On Tuesday, the county Board of Supervisors committed $44 million in Mental Health Services Act funds over three years to expand services for people throughout the county with serious mental illnesses who are homeless or at risk of becoming homeless. In addition, we will sustain this commitment with $4 million in ongoing improvements to services for those suffering with severe mental health issues.
Let us be clear: There are not and never were MHSA funds reserved for long-term obligations or projects decades down the road. County staff reported Tuesday a review of historical spending that demonstrates the county has consistently spent these funds within three years or five years, as required by law.
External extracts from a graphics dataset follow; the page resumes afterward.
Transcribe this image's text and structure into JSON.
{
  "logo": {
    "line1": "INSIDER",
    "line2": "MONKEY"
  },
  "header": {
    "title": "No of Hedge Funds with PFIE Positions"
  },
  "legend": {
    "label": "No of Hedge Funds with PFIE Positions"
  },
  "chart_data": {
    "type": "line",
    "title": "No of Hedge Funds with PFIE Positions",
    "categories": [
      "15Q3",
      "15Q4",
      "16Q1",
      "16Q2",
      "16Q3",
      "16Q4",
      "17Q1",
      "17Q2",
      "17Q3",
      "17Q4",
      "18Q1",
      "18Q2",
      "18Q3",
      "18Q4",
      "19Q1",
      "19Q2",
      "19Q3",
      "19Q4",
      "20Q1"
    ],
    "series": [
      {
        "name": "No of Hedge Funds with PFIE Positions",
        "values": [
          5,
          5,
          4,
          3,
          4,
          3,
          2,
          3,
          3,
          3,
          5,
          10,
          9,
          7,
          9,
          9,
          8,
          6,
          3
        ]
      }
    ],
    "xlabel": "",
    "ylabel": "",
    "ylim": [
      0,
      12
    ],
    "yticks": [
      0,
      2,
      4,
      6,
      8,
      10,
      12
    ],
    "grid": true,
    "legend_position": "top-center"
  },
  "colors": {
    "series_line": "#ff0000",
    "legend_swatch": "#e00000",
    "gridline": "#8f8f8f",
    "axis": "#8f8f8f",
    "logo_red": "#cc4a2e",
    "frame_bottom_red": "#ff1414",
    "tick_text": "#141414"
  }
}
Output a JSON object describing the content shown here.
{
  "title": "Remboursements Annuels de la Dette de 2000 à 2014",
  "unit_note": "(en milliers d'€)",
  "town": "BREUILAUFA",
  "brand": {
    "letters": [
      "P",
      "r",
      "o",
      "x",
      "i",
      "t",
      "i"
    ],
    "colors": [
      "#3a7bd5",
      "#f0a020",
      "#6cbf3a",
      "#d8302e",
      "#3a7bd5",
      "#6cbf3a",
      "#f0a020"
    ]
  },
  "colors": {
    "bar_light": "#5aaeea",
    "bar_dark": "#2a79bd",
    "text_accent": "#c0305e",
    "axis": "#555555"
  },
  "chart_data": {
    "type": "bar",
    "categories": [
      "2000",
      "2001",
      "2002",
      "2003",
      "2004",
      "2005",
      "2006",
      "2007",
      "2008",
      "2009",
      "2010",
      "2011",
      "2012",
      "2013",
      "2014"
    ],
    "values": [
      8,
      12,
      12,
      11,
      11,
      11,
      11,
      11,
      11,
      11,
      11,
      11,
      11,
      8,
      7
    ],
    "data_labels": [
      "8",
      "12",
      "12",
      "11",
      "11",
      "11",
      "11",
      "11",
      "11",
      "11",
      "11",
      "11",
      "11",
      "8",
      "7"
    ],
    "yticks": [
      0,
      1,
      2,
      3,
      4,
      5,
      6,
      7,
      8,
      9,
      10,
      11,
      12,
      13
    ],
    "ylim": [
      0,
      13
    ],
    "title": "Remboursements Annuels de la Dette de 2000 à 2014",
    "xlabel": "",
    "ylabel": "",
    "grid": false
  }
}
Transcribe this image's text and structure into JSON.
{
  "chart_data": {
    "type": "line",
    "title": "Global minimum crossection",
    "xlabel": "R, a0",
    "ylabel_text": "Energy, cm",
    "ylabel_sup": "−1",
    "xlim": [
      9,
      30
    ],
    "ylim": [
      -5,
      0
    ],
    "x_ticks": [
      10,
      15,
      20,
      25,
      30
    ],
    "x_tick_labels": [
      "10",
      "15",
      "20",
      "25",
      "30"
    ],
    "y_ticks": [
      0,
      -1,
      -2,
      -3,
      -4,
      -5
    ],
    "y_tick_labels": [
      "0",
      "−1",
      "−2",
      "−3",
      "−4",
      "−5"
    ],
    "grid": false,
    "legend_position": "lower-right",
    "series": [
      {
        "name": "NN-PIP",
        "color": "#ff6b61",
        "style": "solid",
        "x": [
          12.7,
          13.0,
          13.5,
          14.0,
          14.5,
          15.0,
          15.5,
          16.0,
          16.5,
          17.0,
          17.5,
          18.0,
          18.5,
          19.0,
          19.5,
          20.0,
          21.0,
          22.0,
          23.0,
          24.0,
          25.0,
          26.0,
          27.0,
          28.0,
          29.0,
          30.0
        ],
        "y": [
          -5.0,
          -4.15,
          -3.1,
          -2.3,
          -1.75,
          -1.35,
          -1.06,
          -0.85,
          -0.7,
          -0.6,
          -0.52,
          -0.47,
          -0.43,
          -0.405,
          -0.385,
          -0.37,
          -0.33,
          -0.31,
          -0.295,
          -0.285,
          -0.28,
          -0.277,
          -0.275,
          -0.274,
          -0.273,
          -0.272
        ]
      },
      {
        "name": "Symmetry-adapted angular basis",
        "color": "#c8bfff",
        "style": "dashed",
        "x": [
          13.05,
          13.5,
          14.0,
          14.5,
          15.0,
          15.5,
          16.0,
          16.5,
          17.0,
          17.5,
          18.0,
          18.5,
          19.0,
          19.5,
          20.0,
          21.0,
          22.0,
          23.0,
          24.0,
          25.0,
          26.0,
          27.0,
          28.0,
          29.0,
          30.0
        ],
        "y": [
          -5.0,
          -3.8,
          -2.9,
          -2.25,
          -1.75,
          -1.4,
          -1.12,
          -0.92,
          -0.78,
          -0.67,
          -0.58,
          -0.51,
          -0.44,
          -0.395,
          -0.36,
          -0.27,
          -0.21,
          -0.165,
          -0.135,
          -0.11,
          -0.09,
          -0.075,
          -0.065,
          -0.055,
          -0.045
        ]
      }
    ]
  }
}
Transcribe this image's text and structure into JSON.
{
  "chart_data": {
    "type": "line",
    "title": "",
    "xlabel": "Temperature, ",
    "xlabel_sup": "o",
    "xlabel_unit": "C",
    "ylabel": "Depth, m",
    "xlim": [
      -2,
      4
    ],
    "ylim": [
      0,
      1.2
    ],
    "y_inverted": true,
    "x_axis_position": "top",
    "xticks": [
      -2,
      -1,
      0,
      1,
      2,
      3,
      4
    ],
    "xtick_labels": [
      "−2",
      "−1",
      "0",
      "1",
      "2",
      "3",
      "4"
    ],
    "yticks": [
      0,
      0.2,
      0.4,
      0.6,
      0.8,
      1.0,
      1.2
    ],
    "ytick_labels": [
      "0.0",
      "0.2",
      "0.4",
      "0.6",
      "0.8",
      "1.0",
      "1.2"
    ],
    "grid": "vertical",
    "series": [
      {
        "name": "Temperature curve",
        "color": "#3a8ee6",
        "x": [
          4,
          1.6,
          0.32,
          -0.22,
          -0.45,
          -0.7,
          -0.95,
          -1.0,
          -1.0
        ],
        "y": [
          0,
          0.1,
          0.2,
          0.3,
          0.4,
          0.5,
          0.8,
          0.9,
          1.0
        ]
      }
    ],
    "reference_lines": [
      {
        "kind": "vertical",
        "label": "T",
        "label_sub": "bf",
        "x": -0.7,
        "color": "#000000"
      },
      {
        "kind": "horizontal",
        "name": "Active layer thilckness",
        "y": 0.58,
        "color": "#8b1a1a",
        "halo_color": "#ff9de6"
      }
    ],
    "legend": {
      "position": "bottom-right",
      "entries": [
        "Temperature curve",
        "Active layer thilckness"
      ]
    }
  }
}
Also, collaboration with all seven cities within Sacramento County has been, and will continue to be, key in addressing homelessness. The county has partnered with the city of Sacramento, as well as Citrus Heights, Elk Grove, Folsom, Galt, Isleton and Rancho Cordova to address the needs of the homeless. Collaboration will continue as the county and the cities work together in the Continuum of Care Advisory Board, a rapid re-housing team funded by a state emergency grant and the No Place Like Home Committee.
What also seems to be lost in the conversation are increased investments in programs and services the county made earlier this year. Just weeks ago, supervisors approved an additional $7.4 million a year for four vital initiatives on homelessness, on top of more than $40 million the county already spends on homeless programs and services.
Two of the four initiatives are up and running, and two are in progress.
The county has redesigned an easy-to-use registration and placement system for homeless families. After one month in operation, 11 families have been placed in emergency shelters using the new system.
We’ve preserved Mather Community Campus, which provides transitional housing, employment services and recovery support for homeless individuals and families. Last year, the campus served more than 855 people, including former foster youth and veterans.
Currently, the county is looking for sites for Full Service Re-Housing Sheltering, which will eventually serve 75 people at a time and as many as 300 people a year.
And later this month, the county will be releasing a request for qualifications for intensive case managers and property providers to provide re-housing and stabilization services for as many as 250 individuals and family members who are experiencing long-term homelessness.
As demand has increased, thoughtful and careful consideration has been put into expanding outreach and services. The county is committed to working with our partners to provide compassionate and sustainable help to those in need – now more than ever.
In the spirit of cooperation and with a solid commitment towards making a real difference in lives of the less fortunate, there is much to be done, and it is now time we all get to work.